OptionShortRequiredDescription
--results PATH-rYesJSON file with trial results containing execution traces
--tools TEXTNoComma-separated list of known tool names
--models TEXTNoComma-separated list of known model names

Examples

# Basic coverage analysis
agentassay coverage --results trials.json

# With known tools for accurate tool coverage
agentassay coverage -r trials.json --tools search,calculate,write_file

# With known models
agentassay coverage -r trials.json --tools search --models gpt-4o,claude-opus-4-6

Output

Displays:

  • Five-dimensional coverage vector with visual bars
  • Overall score (geometric mean)
  • Weakest dimension identification
  • Summary statistics (traces analyzed, tools observed, unique paths)

Coverage Interpretation

ScoreStatus
>= 80%GOOD
50-79%MODERATE
< 50%LOW

agentassay report

Generate a self-contained HTML report from trial results.

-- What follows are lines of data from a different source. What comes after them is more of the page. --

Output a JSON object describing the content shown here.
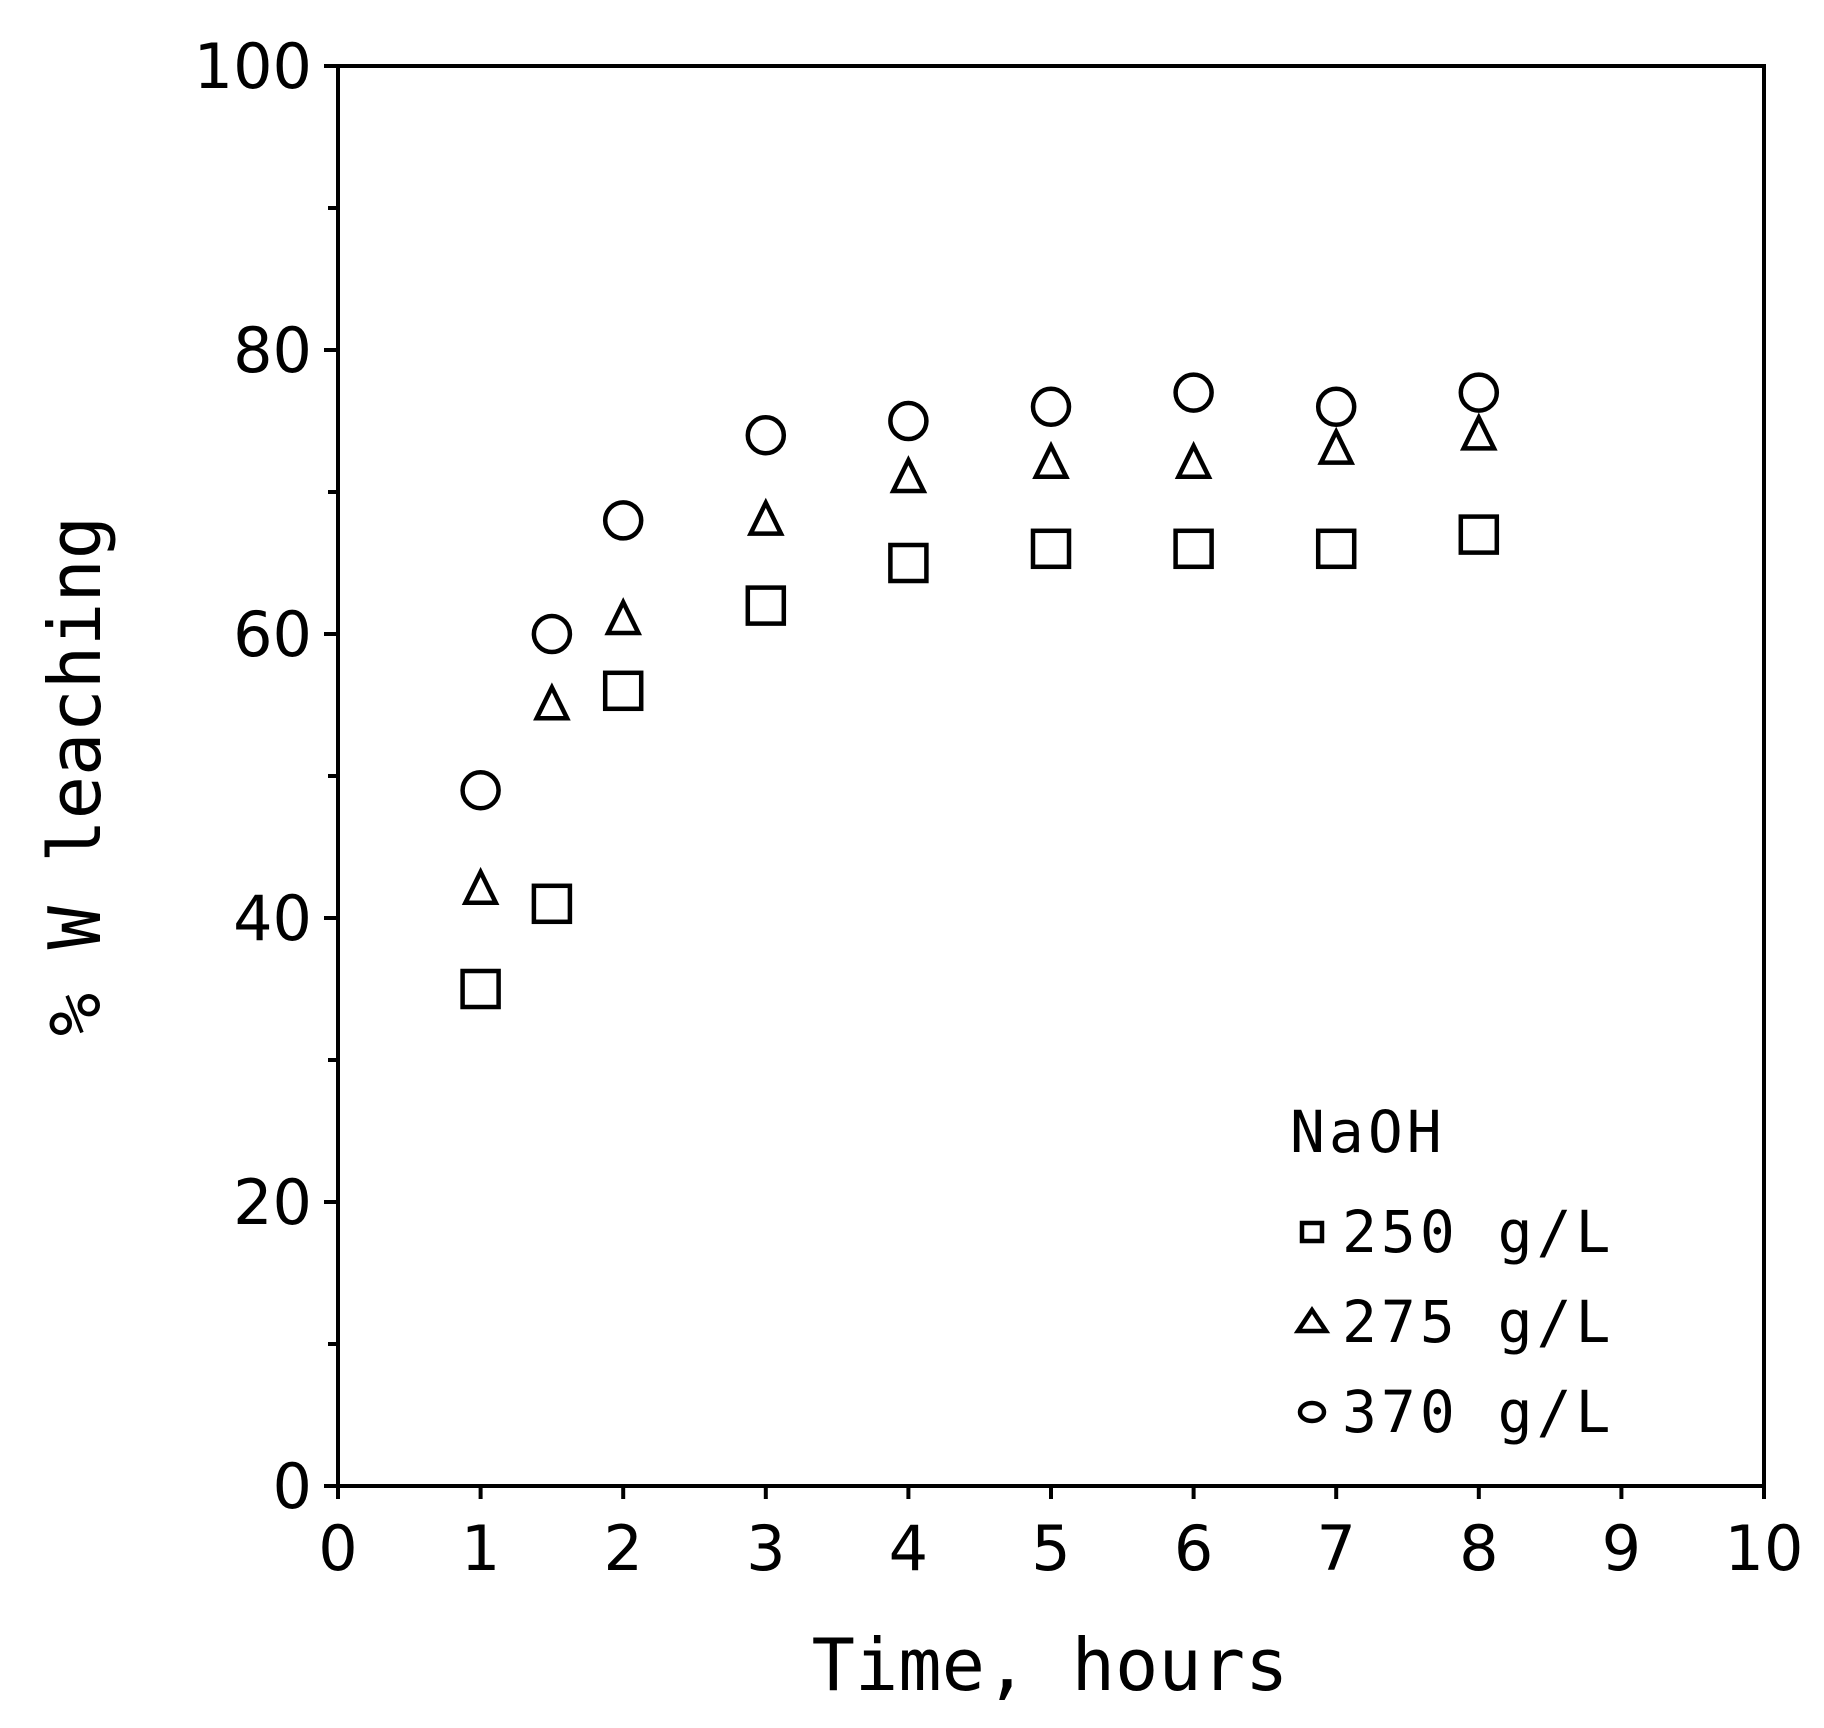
{
  "chart_data": {
    "type": "scatter",
    "title": "",
    "xlabel": "Time, hours",
    "ylabel": "% W leaching",
    "xlim": [
      0,
      10
    ],
    "ylim": [
      0,
      100
    ],
    "x_ticks": [
      "0",
      "1",
      "2",
      "3",
      "4",
      "5",
      "6",
      "7",
      "8",
      "9",
      "10"
    ],
    "y_ticks": [
      "0",
      "20",
      "40",
      "60",
      "80",
      "100"
    ],
    "grid": false,
    "legend_title": "NaOH",
    "legend_position": "bottom-right",
    "series": [
      {
        "name": "250 g/L",
        "marker": "square",
        "x": [
          1,
          1.5,
          2,
          3,
          4,
          5,
          6,
          7,
          8
        ],
        "y": [
          35,
          41,
          56,
          62,
          65,
          66,
          66,
          66,
          67
        ]
      },
      {
        "name": "275 g/L",
        "marker": "triangle",
        "x": [
          1,
          1.5,
          2,
          3,
          4,
          5,
          6,
          7,
          8
        ],
        "y": [
          42,
          55,
          61,
          68,
          71,
          72,
          72,
          73,
          74
        ]
      },
      {
        "name": "370 g/L",
        "marker": "circle",
        "x": [
          1,
          1.5,
          2,
          3,
          4,
          5,
          6,
          7,
          8
        ],
        "y": [
          49,
          60,
          68,
          74,
          75,
          76,
          77,
          76,
          77
        ]
      }
    ]
  }
}
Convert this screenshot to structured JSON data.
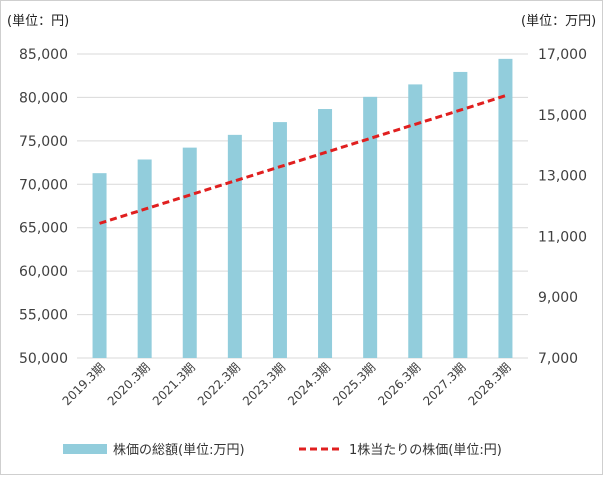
{
  "chart_data": {
    "type": "bar",
    "categories": [
      "2019.3期",
      "2020.3期",
      "2021.3期",
      "2022.3期",
      "2023.3期",
      "2024.3期",
      "2025.3期",
      "2026.3期",
      "2027.3期",
      "2028.3期"
    ],
    "series": [
      {
        "name": "株価の総額(単位:万円)",
        "type": "bar",
        "axis": "right",
        "color": "#92cddc",
        "values": [
          13080,
          13530,
          13920,
          14340,
          14760,
          15190,
          15590,
          16000,
          16410,
          16840
        ]
      },
      {
        "name": "1株当たりの株価(単位:円)",
        "type": "line",
        "axis": "left",
        "color": "#e01f1f",
        "dash": "dashed",
        "values": [
          65500,
          67130,
          68760,
          70390,
          72020,
          73650,
          75280,
          76910,
          78540,
          80200
        ]
      }
    ],
    "y_left": {
      "unit_label": "(単位：円)",
      "range": [
        50000,
        85000
      ],
      "ticks": [
        "50,000",
        "55,000",
        "60,000",
        "65,000",
        "70,000",
        "75,000",
        "80,000",
        "85,000"
      ],
      "tick_values": [
        50000,
        55000,
        60000,
        65000,
        70000,
        75000,
        80000,
        85000
      ]
    },
    "y_right": {
      "unit_label": "(単位：万円)",
      "range": [
        7000,
        17000
      ],
      "ticks": [
        "7,000",
        "9,000",
        "11,000",
        "13,000",
        "15,000",
        "17,000"
      ],
      "tick_values": [
        7000,
        9000,
        11000,
        13000,
        15000,
        17000
      ]
    },
    "grid": true,
    "legend_position": "bottom"
  }
}
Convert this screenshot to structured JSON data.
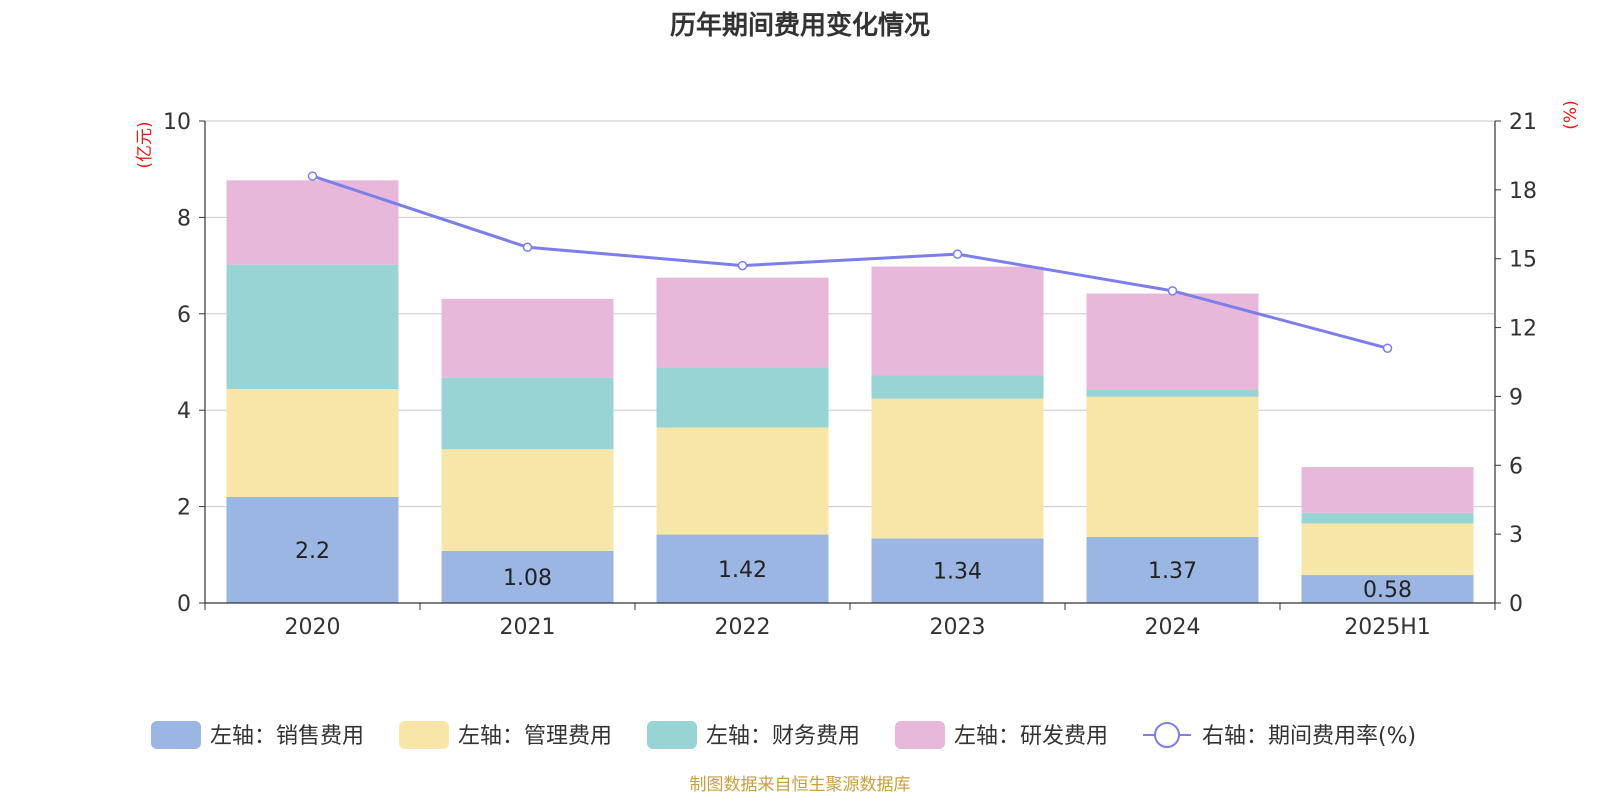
{
  "title": "历年期间费用变化情况",
  "source_note": "制图数据来自恒生聚源数据库",
  "colors": {
    "sales": "#9BB6E2",
    "admin": "#F8E6A8",
    "finance": "#98D4D4",
    "rd": "#E7B8D9",
    "rate": "#7B7EEC",
    "axis_unit": "#E81818",
    "source": "#C8A03C",
    "grid": "#C8C8C8",
    "axis": "#333333"
  },
  "chart_data": {
    "type": "bar",
    "stacked": true,
    "categories": [
      "2020",
      "2021",
      "2022",
      "2023",
      "2024",
      "2025H1"
    ],
    "left_axis": {
      "unit": "(亿元)",
      "range": [
        0,
        10
      ],
      "ticks": [
        "0",
        "2",
        "4",
        "6",
        "8",
        "10"
      ]
    },
    "right_axis": {
      "unit": "(%)",
      "range": [
        0,
        21
      ],
      "ticks": [
        "0",
        "3",
        "6",
        "9",
        "12",
        "15",
        "18",
        "21"
      ]
    },
    "series": [
      {
        "name": "左轴：销售费用",
        "key": "sales",
        "axis": "left",
        "type": "bar",
        "values": [
          2.2,
          1.08,
          1.42,
          1.34,
          1.37,
          0.58
        ],
        "labels": [
          "2.2",
          "1.08",
          "1.42",
          "1.34",
          "1.37",
          "0.58"
        ]
      },
      {
        "name": "左轴：管理费用",
        "key": "admin",
        "axis": "left",
        "type": "bar",
        "values": [
          2.24,
          2.11,
          2.22,
          2.9,
          2.91,
          1.07
        ]
      },
      {
        "name": "左轴：财务费用",
        "key": "finance",
        "axis": "left",
        "type": "bar",
        "values": [
          2.58,
          1.48,
          1.25,
          0.48,
          0.14,
          0.22
        ]
      },
      {
        "name": "左轴：研发费用",
        "key": "rd",
        "axis": "left",
        "type": "bar",
        "values": [
          1.75,
          1.64,
          1.86,
          2.26,
          2.0,
          0.95
        ]
      },
      {
        "name": "右轴：期间费用率(%)",
        "key": "rate",
        "axis": "right",
        "type": "line",
        "values": [
          18.6,
          15.5,
          14.7,
          15.2,
          13.6,
          11.1
        ]
      }
    ],
    "grid": true,
    "legend_position": "bottom"
  }
}
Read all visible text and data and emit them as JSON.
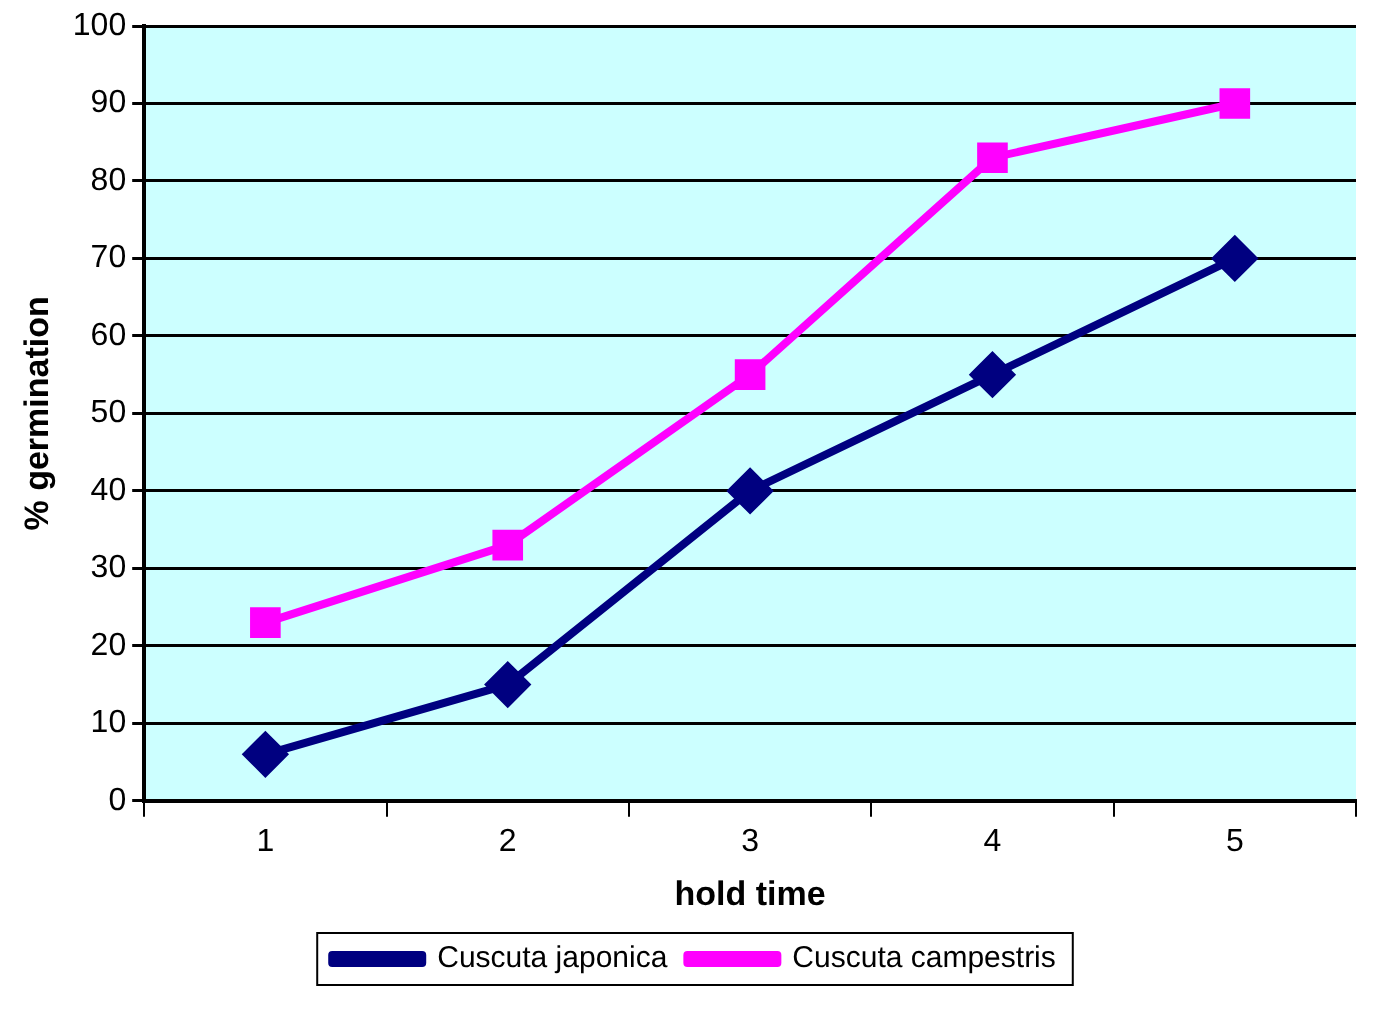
{
  "chart_data": {
    "type": "line",
    "xlabel": "hold time",
    "ylabel": "% germination",
    "categories": [
      "1",
      "2",
      "3",
      "4",
      "5"
    ],
    "series": [
      {
        "name": "Cuscuta japonica",
        "color": "#000080",
        "marker": "diamond",
        "values": [
          6,
          15,
          40,
          55,
          70
        ]
      },
      {
        "name": "Cuscuta campestris",
        "color": "#ff00ff",
        "marker": "square",
        "values": [
          23,
          33,
          55,
          83,
          90
        ]
      }
    ],
    "ylim": [
      0,
      100
    ],
    "yticks": [
      0,
      10,
      20,
      30,
      40,
      50,
      60,
      70,
      80,
      90,
      100
    ],
    "grid": "y",
    "legend": "bottom",
    "line_style": "solid"
  }
}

agentassay report [OPTIONS]

Options

OptionShortRequiredDescription
--results PATH-rYesJSON file with trial results
--output PATH-oNoOutput HTML file path (default: agentassay-report.html)

Examples

# Generate with default output filename
agentassay report --results trials.json

# Custom output path
agentassay report -r results.json -o reports/latest.html

Report Contents

The generated HTML report includes:

  • Overall verdict (PASS / FAIL / INCONCLUSIVE / NO DATA)
  • Summary table: total trials, passed, failed, pass rate, confidence interval
  • Visual pass rate bar
  • Methodology section: framework version, CI method, regression test, verdict semantics

The report is self-contained (no external CSS or JavaScript dependencies) and can be opened in any browser.


agentassay dashboard

Launch the interactive dashboard for visualizing test results, trends, and behavioral fingerprints.

agentassay dashboard [OPTIONS]

Options

OptionShortDescription
--port INTEGER-pPort to run dashboard on (default: 8501)
--host TEXTHost to bind to (default: localhost)
--no-browserDon't auto-open browser
--theme TEXTColor theme: dark, light (default: dark)

Prerequisites

Install with dashboard extras:

pip install agentassay[dashboard]

Examples

# Launch with defaults (opens browser automatically)
agentassay dashboard

# Custom port, no auto-open
agentassay dashboard --port 9000 --no-browser

# Light theme
agentassay dashboard --theme light

# Bind to all interfaces (for remote access)
agentassay dashboard --host 0.0.0.0

Notes

The dashboard reads from the local results database. Run agentassay run at least once to have data to visualize. See Dashboard Guide for full documentation.